GPIO speed depending on how I call printf before the loop?

I have this very small assembly program that toggles a GPIO pin. Before the tight loop that toggles the GPIO pin I have a printf statement. Depending on how I call this printf statement the frequency of the GPIO toggling changes.

When I call print with call printf I get a frequency of 615 kHz and when I call printf with jal ra, printf I get a frequency of 571 kHz.

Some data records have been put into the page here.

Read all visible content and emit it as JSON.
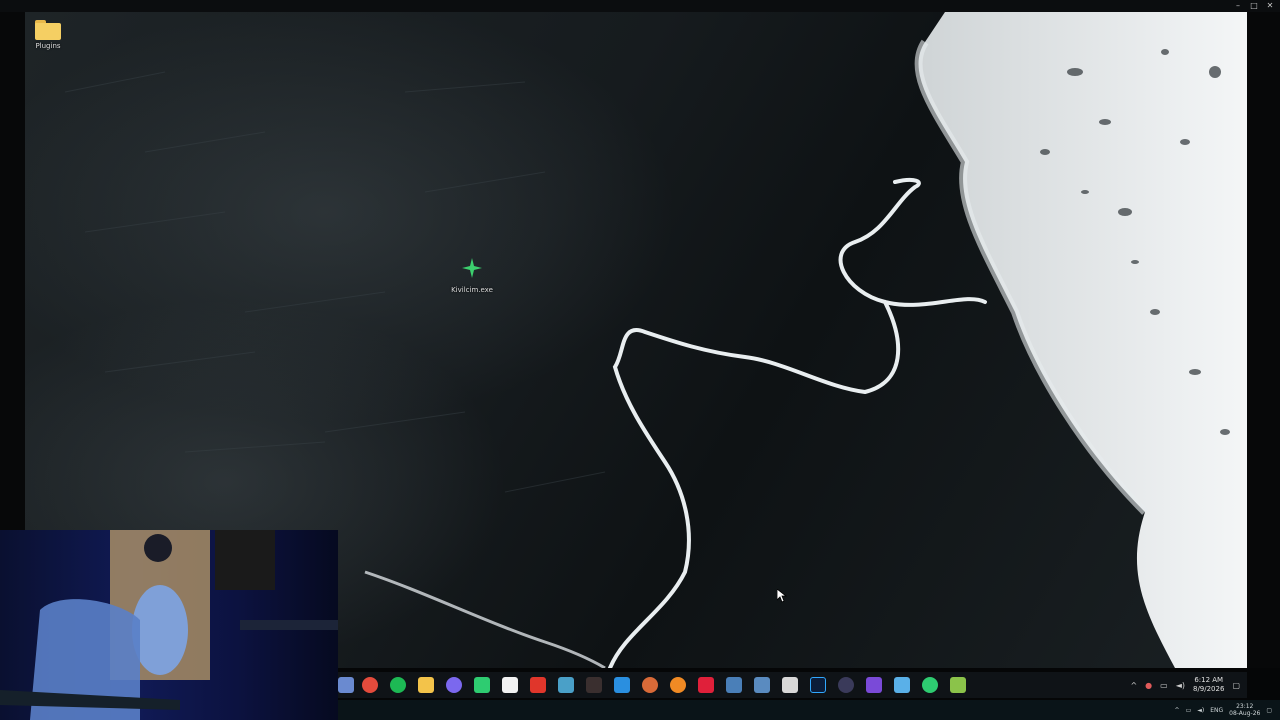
{
  "desktop": {
    "icons": [
      {
        "label": "Plugins",
        "icon": "folder-icon"
      },
      {
        "label": "Kivilcim.exe",
        "icon": "sparkle-icon"
      }
    ]
  },
  "taskbar": {
    "pinned_apps": [
      "pen-icon",
      "chrome-icon",
      "spotify-icon",
      "file-explorer-icon",
      "discord-icon",
      "green-app-icon",
      "notion-icon",
      "red-app-icon",
      "game-icon",
      "app-icon",
      "browser-icon",
      "sparkle-icon",
      "orange-app-icon",
      "red-square-icon",
      "blue-app-icon",
      "blue-box-icon",
      "window-icon",
      "photoshop-icon",
      "circle-app-icon",
      "vpn-icon",
      "cloud-icon",
      "green-star-icon",
      "cube-icon"
    ],
    "clock": {
      "time": "6:12 AM",
      "date": "8/9/2026"
    }
  },
  "outer_taskbar": {
    "language": "ENG",
    "clock": {
      "time": "23:12",
      "date": "08-Aug-26"
    }
  },
  "colors": {
    "folder": "#f5cf63",
    "sparkle": "#3ccf6e"
  }
}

Can someone please, explain this to me?

This is my code (called from main.c):

.equ	GPIO,		0x10012000
.equ	OUTPUT_EN,	0x08
.equ	OUTPUT_VAL,	0x0c
.equ	PIN,		22		# the red led


assembler:
	la		a0, hello
	jal		ra, printf

	# setup register to blink
	la		t0, GPIO
	li		t1, 1
	li		t3, PIN

	# enable the specified GPIO pin
	lw		t4, OUTPUT_EN(t0) 		# get the current value of the enable bits
	sll		t2, t1, t3
	or	 	t4, t4, t2
	sw		t4, OUTPUT_EN(t0)

	sll 	t2, t1, t3
100:
	# toggle the GPIO pin
	lw 		t4, OUTPUT_VAL(t0)
	xor 	t4, t4, t2
	sw		t4, OUTPUT_VAL(t0)
	j		100b

	ret

		.section	.rodata

	hello:
		.string	"This is the clockspeed demo\r\n"

Has nobody an answer to this question?

Regards,
Bengt

It could be an alignment issue (of the jump target).

Thank you for your kind answer.

Could you, please, explain how that would affect the loop as the call to printf is done before the loop? I don’t understand this.